In
November 2011 the Japanese announced that their supercomputer “K
Computer,” – the world’s fastest – achieved 10 quadrillion calculations per
second. Don’t laugh. In nerdy tech-geek speak, 10 quadrillion calculations is
shorthand for a petaflop or
floating-point operations per second (I had to look that up). Breaking the
10-petaflop barrier was a big deal, but already US competitors are working hard
to build a supercomputer with twice that speed. Such a computing behemoth could
be going live later this year.
That
may be all well and good. But if an operator were to ask the K Computer what
its emotions concerning love are or for it to express gratitude toward its
creator for being built, I can guarantee you that 10 petaflops or 100 wouldn’t
make much difference. K Computer simply wouldn’t compute.
Why?
Because
even with the best and brightest human
minds working on the problem, artificial intelligence still has a long way to
go. Try as they might, something is lost in translation – reaction time is off,
responses to questions feel forced, and even the worst public speaker on the
planet is liable to excite a crowd better than the tinny voice of a computer,
say, like Watson, the metallic brainiac that beat its human competitors on Jeopardy
last February.
And
that’s exactly the same technological limitations I fear when I read about the
growing virtual campus movement as more and more universities consider adding
virtual classrooms and e-learning opportunities for their students. David
Brooks, in a recent article in The New York Times, rightly points out that
online learning is particularly good at adjusting the learning pace to
individual students as well as the usefulness of assisting remedial students. But
the doubts Brooks raises over online learning’s abilities seem too large to
surmount. He writes:
“Will online learning diminish the
face-to-face community that is the heart of the college experience? Will it
elevate functional courses in business and marginalize subjects that are harder
to digest in an online format, like philosophy? Will fast online browsing replace
deep reading?”
My
short answer to all three questions is an unfortunate, yes – for now. Take
videoconferencing technologies like Skype and Facetime. As a Miami-based public
relations firm, I’ve joined the 31 million Skype
users to communicate with clients as well as staff. While it’s clearly an
improvement over standard phones and conveys more information, (though
pixilated/frozen images can be even more annoying than a dropped call) if I had
the option I’d still prefer to speak to these people in person – to make eye
contact and gauge body language. With Skype and Facetime, users look at
cameras. And it feels that way.
And
it’s that lack of human connection which spills over into Brooks’ second
question. Imagine the quintessential freshman college philosophy course without that genuine real-world
student-teacher give and take? The truth is I wouldn’t want to. As for Brooks’

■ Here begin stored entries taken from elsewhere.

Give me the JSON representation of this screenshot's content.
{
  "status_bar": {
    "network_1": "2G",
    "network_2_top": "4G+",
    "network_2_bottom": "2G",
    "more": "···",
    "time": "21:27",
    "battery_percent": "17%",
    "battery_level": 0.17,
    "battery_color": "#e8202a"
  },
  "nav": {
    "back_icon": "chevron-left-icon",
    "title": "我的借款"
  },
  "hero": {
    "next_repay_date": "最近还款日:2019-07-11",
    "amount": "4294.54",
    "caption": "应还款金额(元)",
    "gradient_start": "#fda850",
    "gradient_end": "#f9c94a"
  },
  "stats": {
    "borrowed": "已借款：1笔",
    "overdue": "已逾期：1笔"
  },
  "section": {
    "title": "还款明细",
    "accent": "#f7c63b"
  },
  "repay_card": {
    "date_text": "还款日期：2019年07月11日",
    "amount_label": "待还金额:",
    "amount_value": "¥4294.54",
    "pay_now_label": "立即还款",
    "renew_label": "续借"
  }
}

third concern, “fast online browsing,” is already becoming an epidemic thanks
in part to rapid smartphone adoption and 150-character Twitter feeds. In other
words, small screen sizes and information overload are already threatening
“deep reading” and its requisite offshoot, deep analysis.
Virtual vs. Real
Of
course, technology is always improving and the goal of virtual and simulation
software is to ultimately drop the “virtual” in their names so that what they
produce is indistinguishable from the real world experience. As we approach the
November 2012 presidential election you can be absolutely sure that CNN will
unveil some new virtual teleconferencing equipment. Back in 2008 those efforts
produced a sort-of hologram
that gave viewers the impression that correspondents were in the studio with
Wolf Blitzer. While impressive, the image was more about TV special effects and
less about true holography – 3-dimensional reporters never occupied the CNN
broadcast space. The conclusion: the “hologram” was cool but it proved more of
a distraction (and a way to boost ratings) than it was a way to effectively
deliver information.
As
colleges and universities sign on to offer online and virtual lessons, they
should take this lesson to heart: stay
grounded and keep some human element
to your programs. Introduce students to all the magic videoconferencing,
the mobile web and social media have to offer in an educational capacity, but
let those technologies be explored in the real-world by a flesh and blood
professor, augmenting their lectures, not supplanting them.
That
is, at least until the K Computer – or its 1,000-petaflop relative – learns how
to build the L, M, N, O and P computers without any help from us.